Simone discorda da necessidade de passar por dois anos de terapia. “No meu caso, acho que não deveria ter esse tempo todo. Entendo o procedimento, que tem gente que tem dúvida, mas no meu caso não tem confusão alguma, eu tenho certeza desde sempre. Se eu tivesse que me arrepender de alguma coisa, já teria me arrependido de ter me mutilado, mas, pelo contrário, quero é terminar isso.”

Por causa da ansiedade em relação ao procedimento, a cuidadora de animais acabou desenvolvendo depressão e síndrome do pânico. Ela afirma que, além de ter de superar o de membros da própria família, precisa lutar contra o sentimento de que “ainda não começou a viver”.

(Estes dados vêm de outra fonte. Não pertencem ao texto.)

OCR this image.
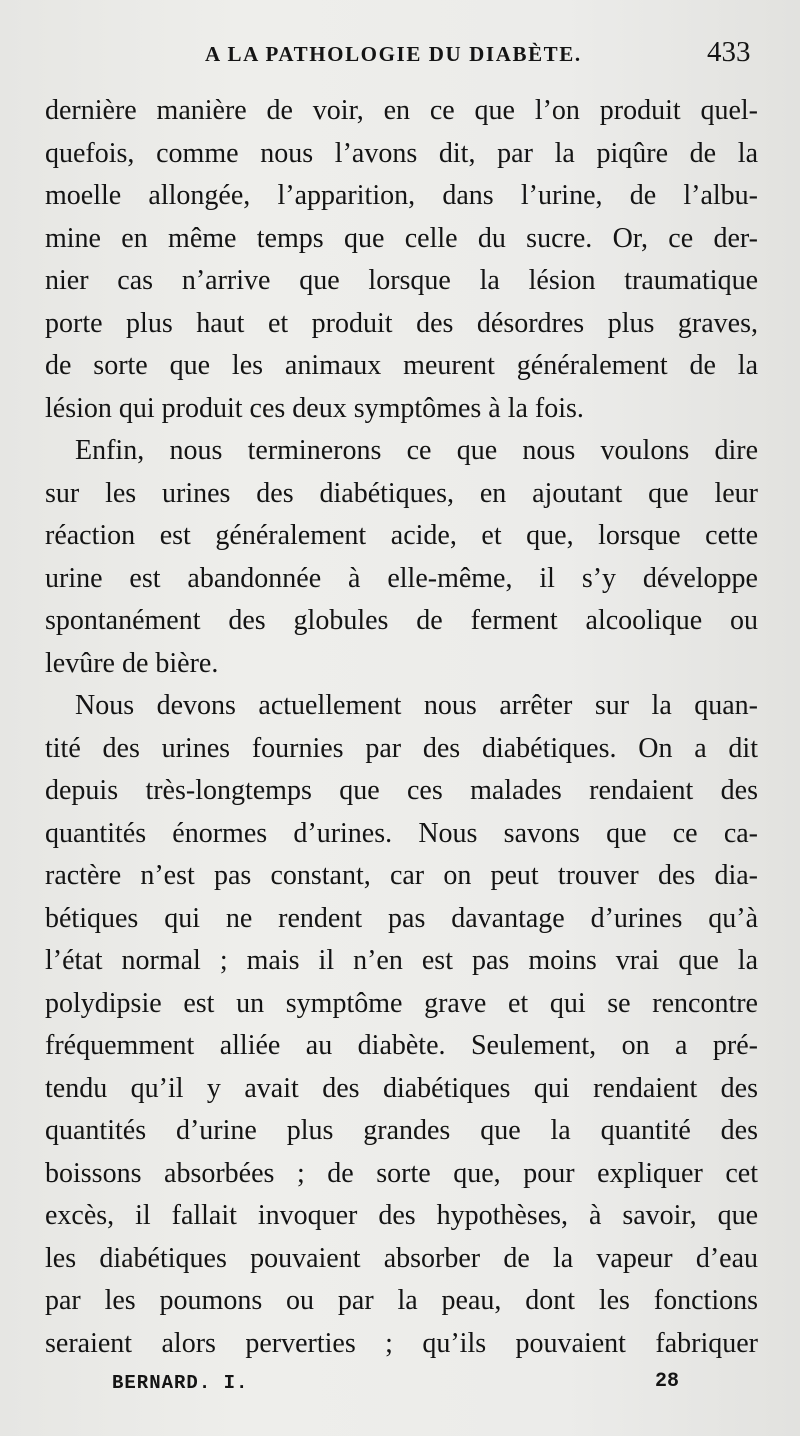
A LA PATHOLOGIE DU DIABÈTE.	433
dernière manière de voir, en ce que l’on produit quel-
quefois, comme nous l’avons dit, par la piqûre de la
moelle allongée, l’apparition, dans l’urine, de l’albu-
mine en même temps que celle du sucre. Or, ce der-
nier cas n’arrive que lorsque la lésion traumatique
porte plus haut et produit des désordres plus graves,
de sorte que les animaux meurent généralement de la
lésion qui produit ces deux symptômes à la fois.
Enfin, nous terminerons ce que nous voulons dire
sur les urines des diabétiques, en ajoutant que leur
réaction est généralement acide, et que, lorsque cette
urine est abandonnée à elle-même, il s’y développe
spontanément des globules de ferment alcoolique ou
levûre de bière.
Nous devons actuellement nous arrêter sur la quan-
tité des urines fournies par des diabétiques. On a dit
depuis très-longtemps que ces malades rendaient des
quantités énormes d’urines. Nous savons que ce ca-
ractère n’est pas constant, car on peut trouver des dia-
bétiques qui ne rendent pas davantage d’urines qu’à
l’état normal ; mais il n’en est pas moins vrai que la
polydipsie est un symptôme grave et qui se rencontre
fréquemment alliée au diabète. Seulement, on a pré-
tendu qu’il y avait des diabétiques qui rendaient des
quantités d’urine plus grandes que la quantité des
boissons absorbées ; de sorte que, pour expliquer cet
excès, il fallait invoquer des hypothèses, à savoir, que
les diabétiques pouvaient absorber de la vapeur d’eau
par les poumons ou par la peau, dont les fonctions
seraient alors perverties ; qu’ils pouvaient fabriquer
BERNARD. I.	28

“Um dos meus irmãos disse ‘vira homem, usa roupa de homem, corta o cabelo’. Ignorei muitas pessoas da minha família porque nunca procuraram entender. Sempre falaram coisas desagradáveis, e entendi que não compensava ficar explicando, já cansei”, afirma. “A minha mãe entende. Ela sabe que é o que preciso.”

Para depois da cirurgia, a transexual afirma ter outros sonhos. Simone quer colocar silicone nos seios, se casar e adotar uma criança. Ela diz acreditar que assim vai se sentir completa, já que hoje tem uma rotina solitária, entre trabalho, igreja, ouvir música em casa, cuidar dos próprios cão e gato e ir a barzinhos aos fins de semana com amigos.

“Quero um marido muito bom de coração e bonito fisicamente. As pessoas falam que não se pode reparar em beleza física, mas eu reparo”, brinca. “Também tenho vontade de voltar a estudar, mas tendo que me virar sozinha a coisa é mais difícil. Se eu casar, vou ter quem me ajude e assim minha vida pode ser melhor. Quem sabe uma faculdade de jornalismo ou veterinária.”